Ben and Sally walked slowly, as though they were tired.

“Sally,” her mother called, her voice clear now. They were one backyard from home. “Is Ben with you?”

Sally and Ben gave each other guilty looks and wondered if they were in trouble for the fires, the smoking, or the perfume Sally stole. Neither said anything.

They came around the edge of the house, with innocent expressions spread across their faces as though they’d been Scotch-taped there.

“I’ve been calling you for twenty minutes,” Sally’s mother said. “You’re sleeping over tonight, remember?” she said to Ben. “Your mother dropped off your things. She’ll call later, to say good night.”

Ben’s father disappeared a long time ago. His parents weren’t divorced, but his father just went off one day and never came back. Sometimes the police would think they found him or found a clue that would help them find him, but nothing ever came of it. Sometimes Ben’s mother had meetings for work at night and if the housekeeper was off Ben spent the night at one of the houses up or down the block, wherever there was someone willing to have him.

“Because we have company tonight,” Sally’s mother said, making a big deal over Ben even though he ate over often enough to be called a regular, “we’re using the grill.”

They looked out onto the back patio where Sally’s much older brother Robert was leaning over the grill, attending to the chicken pieces with the kind of precision and commitment seen only in boys in their very late teens who are determined once and for all to do something right.

He didn’t look up when his mother called him.

“Robert,” she said over and over again and she tapped on the glass door to the patio. “Robert, how much longer?”

“Seven minutes, maybe seven and a half,” he said.

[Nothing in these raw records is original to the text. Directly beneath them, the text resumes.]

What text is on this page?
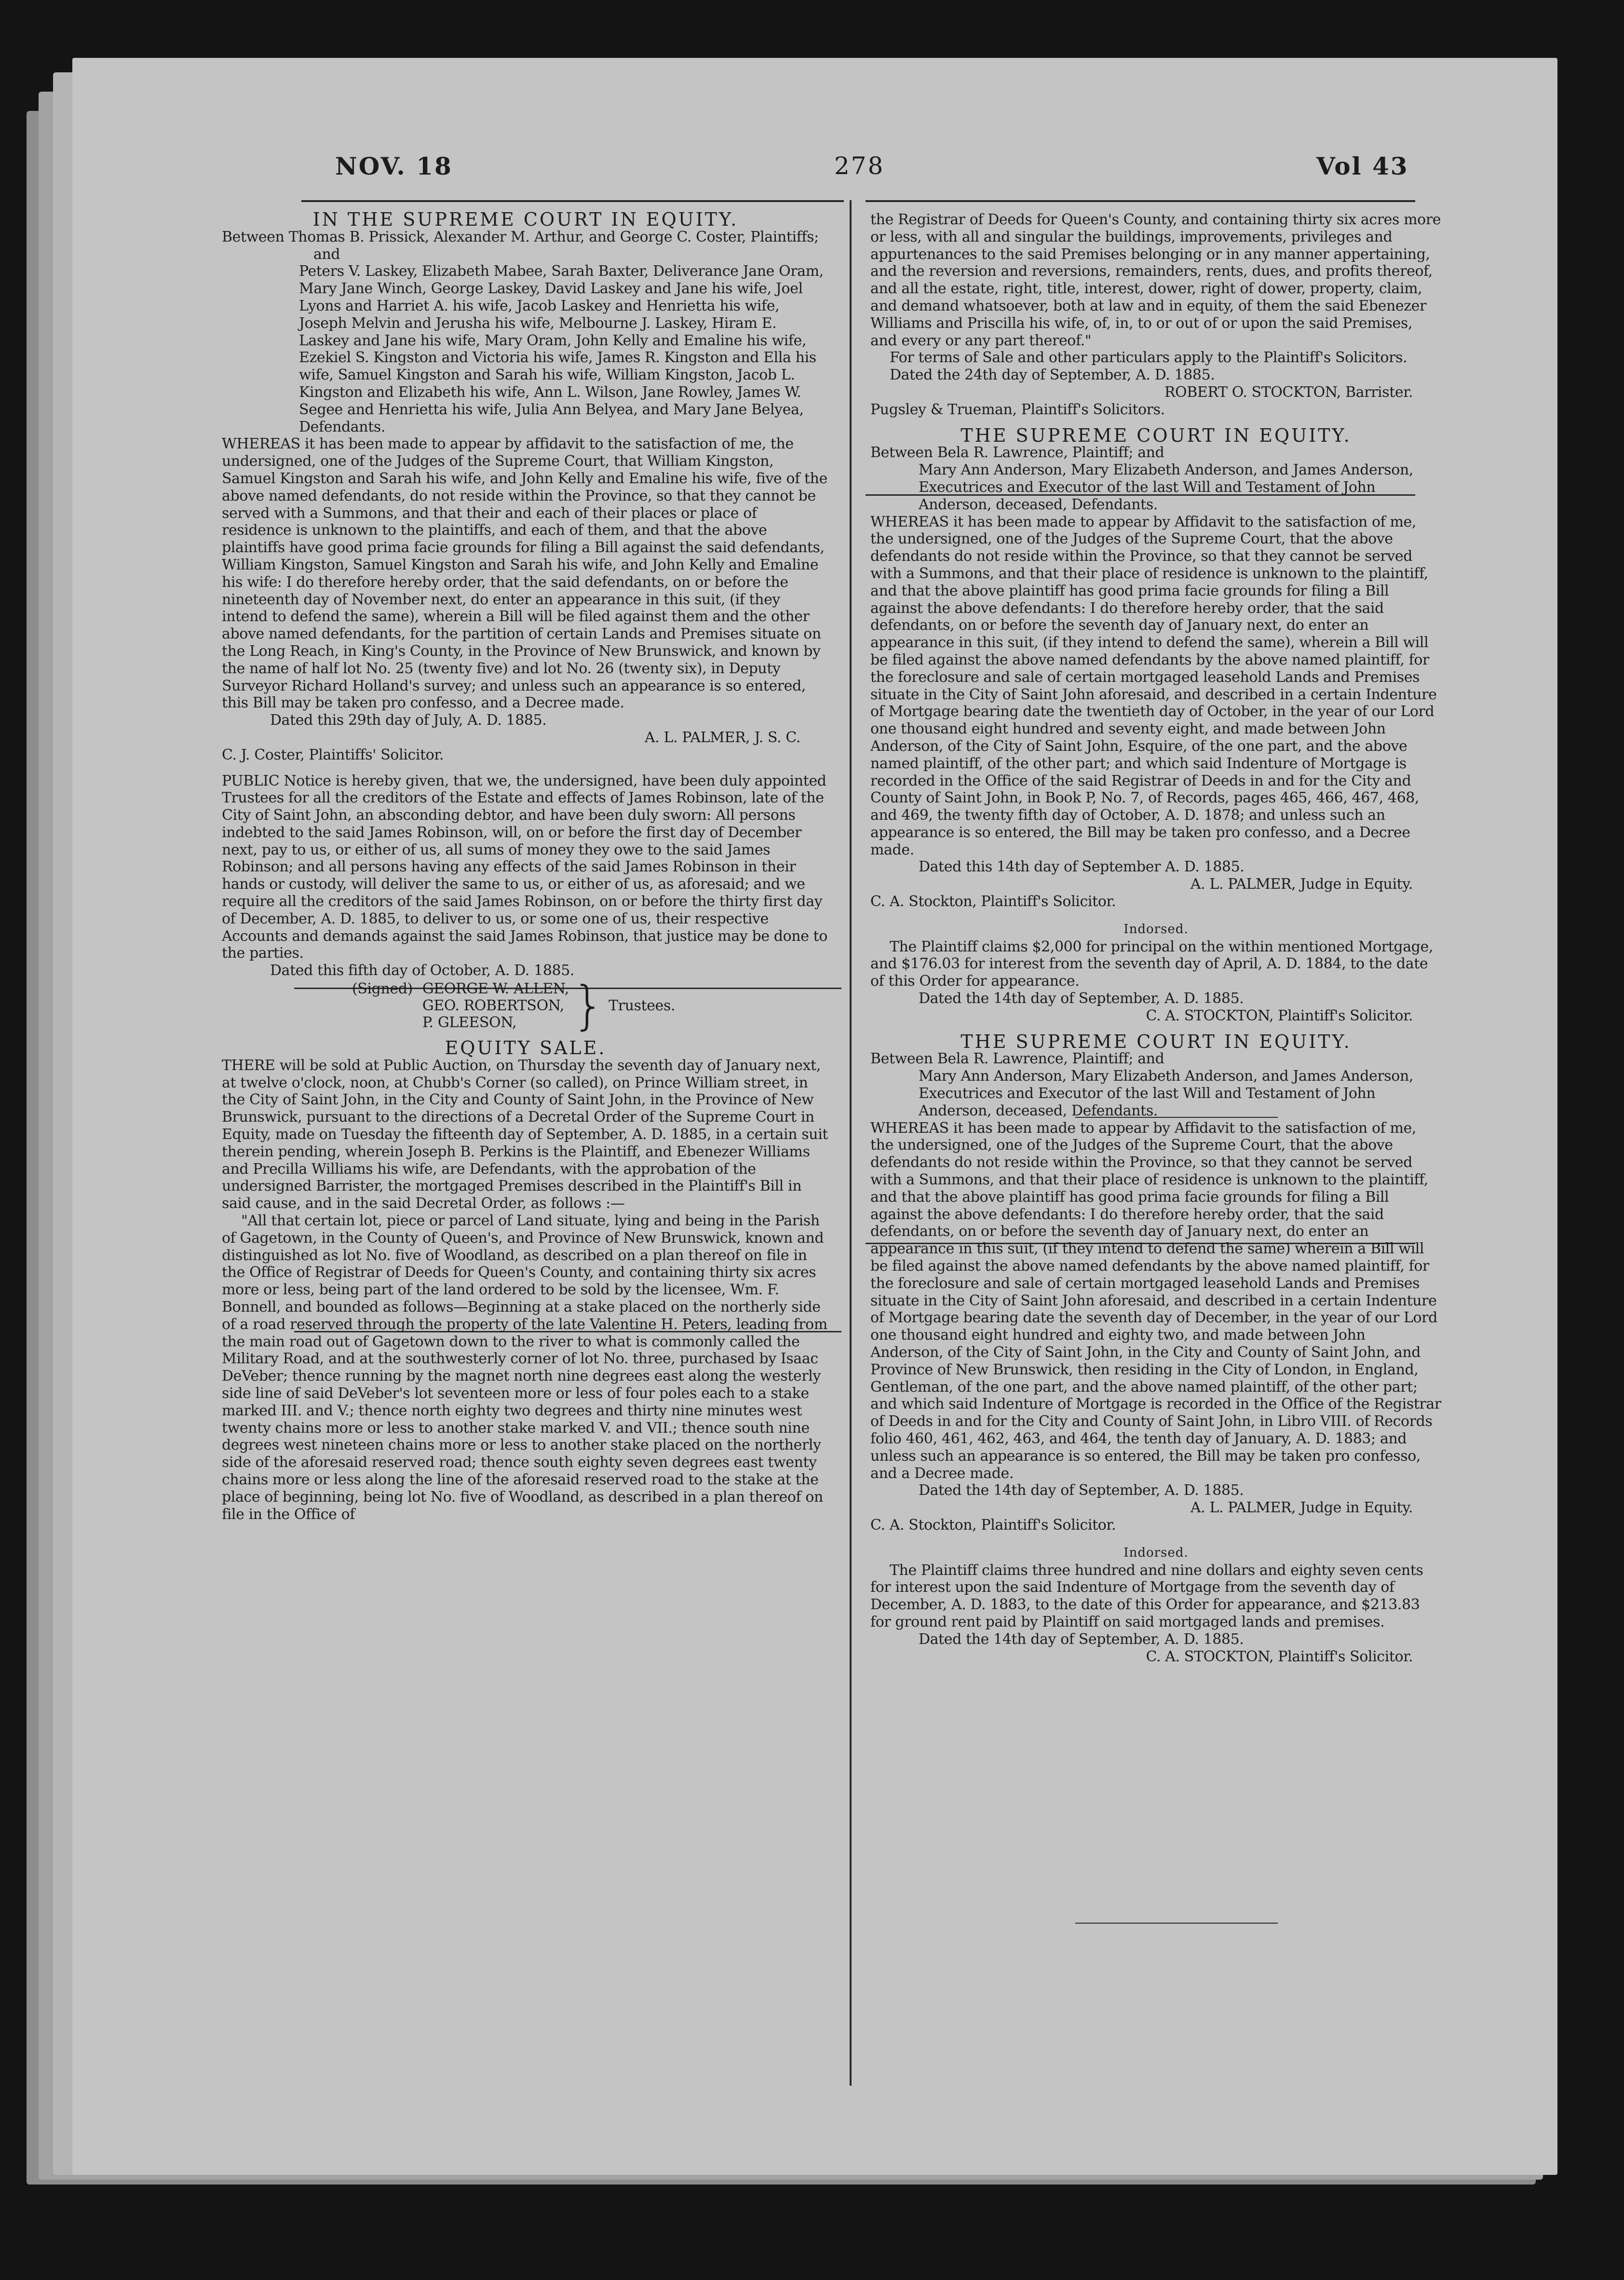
NOV. 18	278	Vol 43

IN THE SUPREME COURT IN EQUITY.

Between Thomas B. Prissick, Alexander M. Arthur, and George C. Coster, Plaintiffs; and

Peters V. Laskey, Elizabeth Mabee, Sarah Baxter, Deliverance Jane Oram, Mary Jane Winch, George Laskey, David Laskey and Jane his wife, Joel Lyons and Harriet A. his wife, Jacob Laskey and Henrietta his wife, Joseph Melvin and Jerusha his wife, Melbourne J. Laskey, Hiram E. Laskey and Jane his wife, Mary Oram, John Kelly and Emaline his wife, Ezekiel S. Kingston and Victoria his wife, James R. Kingston and Ella his wife, Samuel Kingston and Sarah his wife, William Kingston, Jacob L. Kingston and Elizabeth his wife, Ann L. Wilson, Jane Rowley, James W. Segee and Henrietta his wife, Julia Ann Belyea, and Mary Jane Belyea, Defendants.

WHEREAS it has been made to appear by affidavit to the satisfaction of me, the undersigned, one of the Judges of the Supreme Court, that William Kingston, Samuel Kingston and Sarah his wife, and John Kelly and Emaline his wife, five of the above named defendants, do not reside within the Province, so that they cannot be served with a Summons, and that their and each of their places or place of residence is unknown to the plaintiffs, and each of them, and that the above plaintiffs have good prima facie grounds for filing a Bill against the said defendants, William Kingston, Samuel Kingston and Sarah his wife, and John Kelly and Emaline his wife: I do therefore hereby order, that the said defendants, on or before the nineteenth day of November next, do enter an appearance in this suit, (if they intend to defend the same), wherein a Bill will be filed against them and the other above named defendants, for the partition of certain Lands and Premises situate on the Long Reach, in King's County, in the Province of New Brunswick, and known by the name of half lot No. 25 (twenty five) and lot No. 26 (twenty six), in Deputy Surveyor Richard Holland's survey; and unless such an appearance is so entered, this Bill may be taken pro confesso, and a Decree made.

Dated this 29th day of July, A. D. 1885.

A. L. PALMER, J. S. C.

C. J. Coster, Plaintiffs' Solicitor.

PUBLIC Notice is hereby given, that we, the undersigned, have been duly appointed Trustees for all the creditors of the Estate and effects of James Robinson, late of the City of Saint John, an absconding debtor, and have been duly sworn: All persons indebted to the said James Robinson, will, on or before the first day of December next, pay to us, or either of us, all sums of money they owe to the said James Robinson; and all persons having any effects of the said James Robinson in their hands or custody, will deliver the same to us, or either of us, as aforesaid; and we require all the creditors of the said James Robinson, on or before the thirty first day of December, A. D. 1885, to deliver to us, or some one of us, their respective Accounts and demands against the said James Robinson, that justice may be done to the parties.

Dated this fifth day of October, A. D. 1885.

(Signed) GEORGE W. ALLEN,
GEO. ROBERTSON,
P. GLEESON,	} Trustees.

EQUITY SALE.

THERE will be sold at Public Auction, on Thursday the seventh day of January next, at twelve o'clock, noon, at Chubb's Corner (so called), on Prince William street, in the City of Saint John, in the City and County of Saint John, in the Province of New Brunswick, pursuant to the directions of a Decretal Order of the Supreme Court in Equity, made on Tuesday the fifteenth day of September, A. D. 1885, in a certain suit therein pending, wherein Joseph B. Perkins is the Plaintiff, and Ebenezer Williams and Precilla Williams his wife, are Defendants, with the approbation of the undersigned Barrister, the mortgaged Premises described in the Plaintiff's Bill in said cause, and in the said Decretal Order, as follows :—

"All that certain lot, piece or parcel of Land situate, lying and being in the Parish of Gagetown, in the County of Queen's, and Province of New Brunswick, known and distinguished as lot No. five of Woodland, as described on a plan thereof on file in the Office of Registrar of Deeds for Queen's County, and containing thirty six acres more or less, being part of the land ordered to be sold by the licensee, Wm. F. Bonnell, and bounded as follows—Beginning at a stake placed on the northerly side of a road reserved through the property of the late Valentine H. Peters, leading from the main road out of Gagetown down to the river to what is commonly called the Military Road, and at the southwesterly corner of lot No. three, purchased by Isaac DeVeber; thence running by the magnet north nine degrees east along the westerly side line of said DeVeber's lot seventeen more or less of four poles each to a stake marked III. and V.; thence north eighty two degrees and thirty nine minutes west twenty chains more or less to another stake marked V. and VII.; thence south nine degrees west nineteen chains more or less to another stake placed on the northerly side of the aforesaid reserved road; thence south eighty seven degrees east twenty chains more or less along the line of the aforesaid reserved road to the stake at the place of beginning, being lot No. five of Woodland, as described in a plan thereof on file in the Office of

the Registrar of Deeds for Queen's County, and containing thirty six acres more or less, with all and singular the buildings, improvements, privileges and appurtenances to the said Premises belonging or in any manner appertaining, and the reversion and reversions, remainders, rents, dues, and profits thereof, and all the estate, right, title, interest, dower, right of dower, property, claim, and demand whatsoever, both at law and in equity, of them the said Ebenezer Williams and Priscilla his wife, of, in, to or out of or upon the said Premises, and every or any part thereof."

For terms of Sale and other particulars apply to the Plaintiff's Solicitors.

Dated the 24th day of September, A. D. 1885.

ROBERT O. STOCKTON, Barrister.

Pugsley & Trueman, Plaintiff's Solicitors.

THE SUPREME COURT IN EQUITY.

Between Bela R. Lawrence, Plaintiff; and

Mary Ann Anderson, Mary Elizabeth Anderson, and James Anderson, Executrices and Executor of the last Will and Testament of John Anderson, deceased, Defendants.

WHEREAS it has been made to appear by Affidavit to the satisfaction of me, the undersigned, one of the Judges of the Supreme Court, that the above defendants do not reside within the Province, so that they cannot be served with a Summons, and that their place of residence is unknown to the plaintiff, and that the above plaintiff has good prima facie grounds for filing a Bill against the above defendants: I do therefore hereby order, that the said defendants, on or before the seventh day of January next, do enter an appearance in this suit, (if they intend to defend the same), wherein a Bill will be filed against the above named defendants by the above named plaintiff, for the foreclosure and sale of certain mortgaged leasehold Lands and Premises situate in the City of Saint John aforesaid, and described in a certain Indenture of Mortgage bearing date the twentieth day of October, in the year of our Lord one thousand eight hundred and seventy eight, and made between John Anderson, of the City of Saint John, Esquire, of the one part, and the above named plaintiff, of the other part; and which said Indenture of Mortgage is recorded in the Office of the said Registrar of Deeds in and for the City and County of Saint John, in Book P, No. 7, of Records, pages 465, 466, 467, 468, and 469, the twenty fifth day of October, A. D. 1878; and unless such an appearance is so entered, the Bill may be taken pro confesso, and a Decree made.

Dated this 14th day of September A. D. 1885.

A. L. PALMER, Judge in Equity.

C. A. Stockton, Plaintiff's Solicitor.

Indorsed.

The Plaintiff claims $2,000 for principal on the within mentioned Mortgage, and $176.03 for interest from the seventh day of April, A. D. 1884, to the date of this Order for appearance.

Dated the 14th day of September, A. D. 1885.

C. A. STOCKTON, Plaintiff's Solicitor.

THE SUPREME COURT IN EQUITY.

Between Bela R. Lawrence, Plaintiff; and

Mary Ann Anderson, Mary Elizabeth Anderson, and James Anderson, Executrices and Executor of the last Will and Testament of John Anderson, deceased, Defendants.

WHEREAS it has been made to appear by Affidavit to the satisfaction of me, the undersigned, one of the Judges of the Supreme Court, that the above defendants do not reside within the Province, so that they cannot be served with a Summons, and that their place of residence is unknown to the plaintiff, and that the above plaintiff has good prima facie grounds for filing a Bill against the above defendants: I do therefore hereby order, that the said defendants, on or before the seventh day of January next, do enter an appearance in this suit, (if they intend to defend the same) wherein a Bill will be filed against the above named defendants by the above named plaintiff, for the foreclosure and sale of certain mortgaged leasehold Lands and Premises situate in the City of Saint John aforesaid, and described in a certain Indenture of Mortgage bearing date the seventh day of December, in the year of our Lord one thousand eight hundred and eighty two, and made between John Anderson, of the City of Saint John, in the City and County of Saint John, and Province of New Brunswick, then residing in the City of London, in England, Gentleman, of the one part, and the above named plaintiff, of the other part; and which said Indenture of Mortgage is recorded in the Office of the Registrar of Deeds in and for the City and County of Saint John, in Libro VIII. of Records folio 460, 461, 462, 463, and 464, the tenth day of January, A. D. 1883; and unless such an appearance is so entered, the Bill may be taken pro confesso, and a Decree made.

Dated the 14th day of September, A. D. 1885.

A. L. PALMER, Judge in Equity.

C. A. Stockton, Plaintiff's Solicitor.

Indorsed.

The Plaintiff claims three hundred and nine dollars and eighty seven cents for interest upon the said Indenture of Mortgage from the seventh day of December, A. D. 1883, to the date of this Order for appearance, and $213.83 for ground rent paid by Plaintiff on said mortgaged lands and premises.

Dated the 14th day of September, A. D. 1885.

C. A. STOCKTON, Plaintiff's Solicitor.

Ben looked out at Robert. Robert was taller than anyone he knew, and thinner than anyone he’d ever seen. Ben stood at the kitchen door watching him, until finally Robert took the chicken off the grill and brought it inside.

“Dinner’s ready,” Sally’s mother said. Sally’s father came out from the den, and Ben and Sally washed their hands and dried them on a dish towel while Robert looked on with mild disgust.

“Your nails,” he said to no one in particular. But Ben went back to the sink and washed his hands again, this time scraping his nails back and forth against the soap, leaving five troughs in the Ivory.

The conversation at dinner somehow took Ben away from Sally and divided them into sides, male against female. Sally didn’t like it. She didn’t like being lumped together with her mother and treated like a maid. She just wanted to sit there like everyone else. She hated her father for telling her to get up and get the salt, and Robert for saying, “While you’re at it, get some ice cubes,” and her father even more for saying, to Ben, “Is there anything you need while Sally is up?”

After dinner, Robert and his father balled up their napkins, threw them into the middle of their plates, and got up from the table. Ben sat at the empty table and waited for Sally to finish helping her mother with the dishes.

When everything was washed and dried they were allowed out again. The sky had dropped down into the shade of blue where everything is still, the moment just before night.

“Don’t go out of the yard,” Sally’s mother said.

Ben and Sally hid behind the metal storage shed in the carport and shared a cigarette.

Ben tried a new thing where he took a deep drag and exhaled straight into Sally’s mouth as she inhaled and then when she exhaled there was nothing left.

“Let me do it to you,” Sally whispered.

Ben shook his head and took a drag and this time kept it for himself.

Through the screen door, they heard her mother asking Robert, “Are you sure you turned the grill off? I feel like I smell something burning.”

They each took one last drag and then Ben put the cigarette out on the bottom of his shoe and Sally jammed the half-smoked Marlboro back into the pack and hid them again in her sock.

Sally’s mother came to the door, opened it, and called Sally’s name. Behind the storage shed Ben and Sally held their breath and waited.

“Sally,” her mother called again.

Ben’s foot slipped and he fell against the metal shed, with a thud that sounded like the shed had burped.

“Five more minutes,” Sally’s mother said, going back into the house and letting the screen door close behind her.